Despite this, however, it also found that only 9 per cent of FS companies are using wearable technologies such as smart watches as a customer communication channel. Although another 7 per cent said that they are conducting pilots into the feasibility of doing so, it still raises questions as to the agility of the industry as a whole when it comes to integrating new technologies into their omni-channel ecosystem.
There’s little doubt that the customer of tomorrow is going to be increasingly demanding when it comes to their communication channel of choice, with little or no tolerance shown for those who are unable to offer a seamless experience across multiple channels. The ability of organisations to not only ensure that they are able to offer this to customers, but to also anticipate their needs by integrating new technologies into the mix, could play a critical role in deciding how successfully the industry is able to win and retain customers.

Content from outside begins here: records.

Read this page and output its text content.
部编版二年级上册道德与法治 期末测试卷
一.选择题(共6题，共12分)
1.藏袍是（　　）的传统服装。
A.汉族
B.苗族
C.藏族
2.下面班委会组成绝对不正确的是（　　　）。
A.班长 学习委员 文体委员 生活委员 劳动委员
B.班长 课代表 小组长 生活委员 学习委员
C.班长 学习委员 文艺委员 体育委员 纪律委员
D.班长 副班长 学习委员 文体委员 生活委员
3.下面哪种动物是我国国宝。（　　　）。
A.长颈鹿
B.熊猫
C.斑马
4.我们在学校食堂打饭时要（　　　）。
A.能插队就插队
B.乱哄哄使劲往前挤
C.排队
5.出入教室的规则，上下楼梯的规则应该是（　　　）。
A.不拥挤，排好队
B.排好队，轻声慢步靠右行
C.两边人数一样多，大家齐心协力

Omni-channel must be seen by all in the FS industry as an omnipresent part of its innovation strategy and as a key means of engaging with and interacting with customers of today and tomorrow. But it needs also to be seen as a constantly-moving target. The days of delineating between separate, established communication silos are long gone, and organisations will quickly learn that if they are unable to meet evolving demand for access and emerging channels as well as services, they will quickly start losing customers entirely.